Un petit village enclavé entre mer et montagnes dans un Japon encore primitif. Le balai des saisons qui impose sa cadence à la nature et aux villageois. La faim qui menace toujours et pèse sur le destin de chacun. La nécessité d’aller au village le plus proche pour y échanger du poisson fumé ou du sel contre des céréales. Et lorsque cela ne suffit pas, l’obligation pour certains villageois de se vendre pour des années afin d’assurer quelque subsistance à leurs proches. C’est ainsi que le père du jeune Isaku part pour trois ans, le laissant lui, sa mère, son frère et ses deux sœurs dans l’espoir d’un avenir meilleur. Isaku n’a que neuf ans et il doit pourtant apprendre à devenir un homme, endurer la sévérité de sa mère qui est gage de persévérance, s’évertuer à devenir un bon pêcheur, se plier aux étranges et cruelles traditions de ce village vivant au rythme des saisons et de la fortune capricieuse.
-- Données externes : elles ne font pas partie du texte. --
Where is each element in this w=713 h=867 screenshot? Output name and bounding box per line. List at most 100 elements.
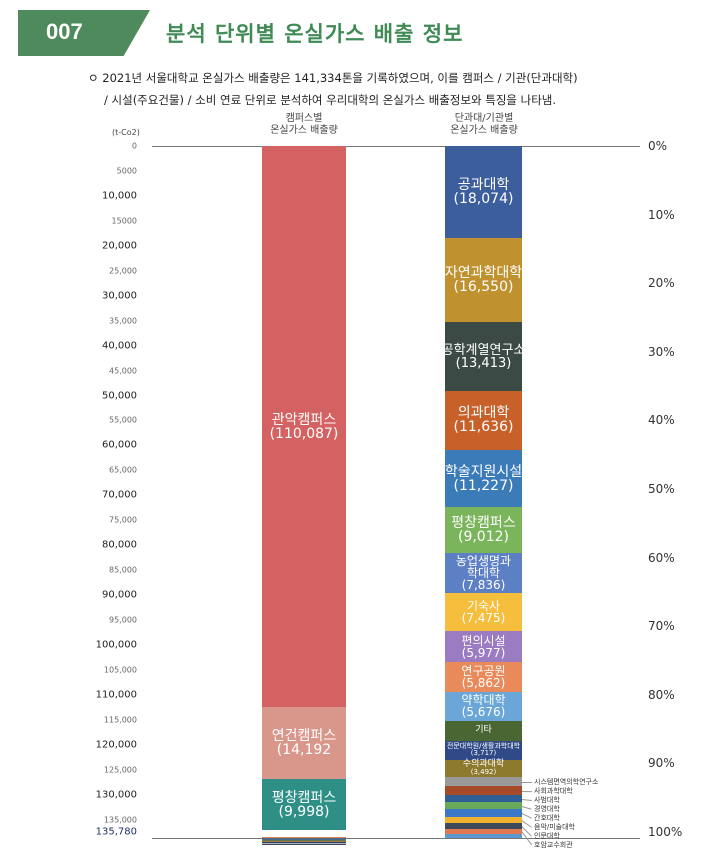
segment-value-label: (5,862) <box>461 675 506 690</box>
segment-label: 공과대학 <box>457 177 510 194</box>
percent-tick-label: 60% <box>648 550 675 565</box>
college-title-line2: 온실가스 배출량 <box>450 125 518 136</box>
bar-segment <box>262 843 346 845</box>
y-tick-label: 15000 <box>111 216 137 226</box>
segment-label: 평창캠퍼스 <box>451 515 516 532</box>
segment-label: 편의시설 <box>461 633 506 648</box>
bar-segment: 연건캠퍼스 (14,192 <box>262 707 346 780</box>
bar-segment <box>445 786 522 796</box>
bottom-axis-line <box>152 838 640 839</box>
y-tick-label: 85,000 <box>109 565 137 575</box>
bar-segment <box>445 816 522 823</box>
bar-segment: 평창캠퍼스 (9,012) <box>445 507 522 554</box>
segment-label: 인문대학 <box>534 831 560 840</box>
bar-segment: 약학대학 (5,676) <box>445 691 522 721</box>
bullet-icon: ㅇ <box>88 71 99 85</box>
bar-segment <box>262 842 346 844</box>
bar-segment: 자연과학대학 (16,550) <box>444 238 523 323</box>
percent-tick-label: 30% <box>648 344 675 359</box>
y-tick-label: 100,000 <box>95 639 137 651</box>
segment-value-label: (5,977) <box>461 645 506 660</box>
y-tick-label: 40,000 <box>102 340 137 352</box>
bar-segment <box>262 838 346 840</box>
segment-value-label: (5,676) <box>461 705 506 720</box>
segment-value-label: (11,636) <box>453 419 514 436</box>
percent-tick-label: 80% <box>648 687 675 702</box>
bar-segment <box>262 840 346 843</box>
segment-value-label: (14,192 <box>276 742 332 759</box>
bar-segment <box>262 836 346 839</box>
bar-segment <box>445 795 522 803</box>
y-tick-label: 35,000 <box>109 316 137 326</box>
segment-value-label: (7,475) <box>461 611 506 626</box>
intro-line-2: / 시설(주요건물) / 소비 연료 단위로 분석하여 우리대학의 온실가스 배… <box>104 93 557 107</box>
bar-segment: 전문대학원/생활과학대학 (3,717) <box>445 740 522 760</box>
page-title: 분석 단위별 온실가스 배출 정보 <box>166 22 464 46</box>
segment-label: 연건캠퍼스 <box>271 728 337 745</box>
bar-segment: 의과대학 (11,636) <box>445 390 522 451</box>
segment-label: 간호대학 <box>534 813 560 822</box>
segment-value-label: (16,550) <box>453 279 514 296</box>
segment-value-label: (13,413) <box>455 355 512 371</box>
bar-segment <box>445 833 522 838</box>
y-tick-label: 90,000 <box>102 589 137 601</box>
segment-label: 호암교수회관 <box>534 840 573 849</box>
top-axis-line <box>152 146 640 147</box>
y-tick-label: 75,000 <box>109 515 137 525</box>
leader-line <box>522 781 532 783</box>
y-tick-label: 30,000 <box>102 290 137 302</box>
bar-segment <box>445 777 522 787</box>
segment-label: 기숙사 <box>466 599 501 614</box>
segment-label: 평창캠퍼스 <box>271 789 337 806</box>
segment-value-label: (3,492) <box>470 768 497 777</box>
segment-value-label: (11,227) <box>453 477 514 494</box>
y-tick-label: 65,000 <box>109 465 137 475</box>
bar-segment: 공과대학 (18,074) <box>445 146 522 239</box>
bar-segment: 기타 <box>445 720 522 741</box>
segment-label: 연구공원 <box>461 663 506 678</box>
bar-segment <box>445 809 522 817</box>
percent-tick-label: 50% <box>648 482 675 496</box>
segment-label: 사범대학 <box>534 795 560 804</box>
bar-segment: 기숙사 (7,475) <box>445 593 522 632</box>
bar-segment <box>262 839 346 841</box>
leader-line <box>521 813 532 819</box>
intro-text-1: 2021년 서울대학교 온실가스 배출량은 141,334톤을 기록하였으며, … <box>102 71 578 85</box>
segment-value-label: (7,836) <box>461 578 506 593</box>
segment-value-label: (3,717) <box>470 749 497 758</box>
bar-segment: 연구공원 (5,862) <box>445 661 522 692</box>
segment-label: 농업생명과학대학 <box>455 554 512 581</box>
y-tick-label: 135,000 <box>103 815 137 825</box>
segment-label: 경영대학 <box>534 804 560 813</box>
leader-line <box>521 805 532 810</box>
intro-line-1: ㅇ 2021년 서울대학교 온실가스 배출량은 141,334톤을 기록하였으며… <box>88 70 578 86</box>
bar-segment <box>262 844 346 846</box>
segment-label: 자연과학대학 <box>444 265 523 282</box>
bar-segment: 관악캠퍼스 (110,087) <box>262 146 346 708</box>
bar-segment <box>445 828 522 834</box>
y-tick-label: 105,000 <box>103 665 137 675</box>
y-tick-label: 20,000 <box>102 240 137 252</box>
y-tick-label: 130,000 <box>95 789 137 801</box>
bar-segment: 편의시설 (5,977) <box>445 631 522 662</box>
section-number-badge <box>18 10 150 56</box>
percent-tick-label: 100% <box>648 825 683 839</box>
bar-segment: 공학계열연구소 (13,413) <box>442 322 525 391</box>
percent-tick-label: 20% <box>648 276 675 291</box>
y-tick-label: 95,000 <box>109 615 137 625</box>
percent-tick-label: 90% <box>648 756 675 771</box>
y-tick-label: 10,000 <box>102 190 137 202</box>
campus-column-title: 캠퍼스별 온실가스 배출량 <box>224 113 384 137</box>
y-tick-label: 55,000 <box>109 415 137 425</box>
bar-segment: 학술지원시설 (11,227) <box>445 450 522 508</box>
y-tick-label: 80,000 <box>102 539 137 551</box>
segment-value-label: (9,012) <box>457 529 509 546</box>
college-column-title: 단과대/기관별 온실가스 배출량 <box>404 113 564 137</box>
y-tick-label: 70,000 <box>102 489 137 501</box>
segment-label: 기타 <box>475 725 492 736</box>
percent-tick-label: 0% <box>648 139 668 153</box>
bar-segment <box>262 830 346 837</box>
y-tick-label: 45,000 <box>109 366 137 376</box>
percent-tick-label: 70% <box>648 619 675 634</box>
bar-segment: 농업생명과학대학 (7,836) <box>445 553 522 594</box>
Isaku doit apprendre l’ingénieuse technique de pêche au maquereau ou la manière d’attraper les poulpes au crochet, reconnaître les signes de la saison des sardines ou de l’encornet. Il doit aussi contribuer à l’entretien des grands feux sur la plage à la période des tempêtes. Car si ces feux sont allumés pour cuire le sel, ils le sont aussi et surtout pour leurrer les navires en perdition et provoquer leur naufrage. Tout l’espoir des villageois est tendu vers ces précieuses cargaisons de riz, d’huile, de sucre et de saké. De ces denrées qu’ils parviendront à dérober à leurs infortunés convoyeurs, ils tireront leur subsistance pour des mois ou des années. Mais quel est le prix à payer pour telle cruauté ?
Dans cette histoire d’inspiration légendaire, Akira Yoshimura brosse un tableau impressionniste où la souffrance des Hommes et leur sombre ingéniosité conduisent à la survivance de coutumes anciennes et avilissantes. Il y a pourtant de l’honneur chez ces naufrageurs, ainsi qu’une abnégation admirable. De voir ce village subir les assauts de la nature et du hasard est d’autant plus poignant que le personnage principal de ce récit est un enfant innocent qui doit apprendre à lutter contre l’adversité.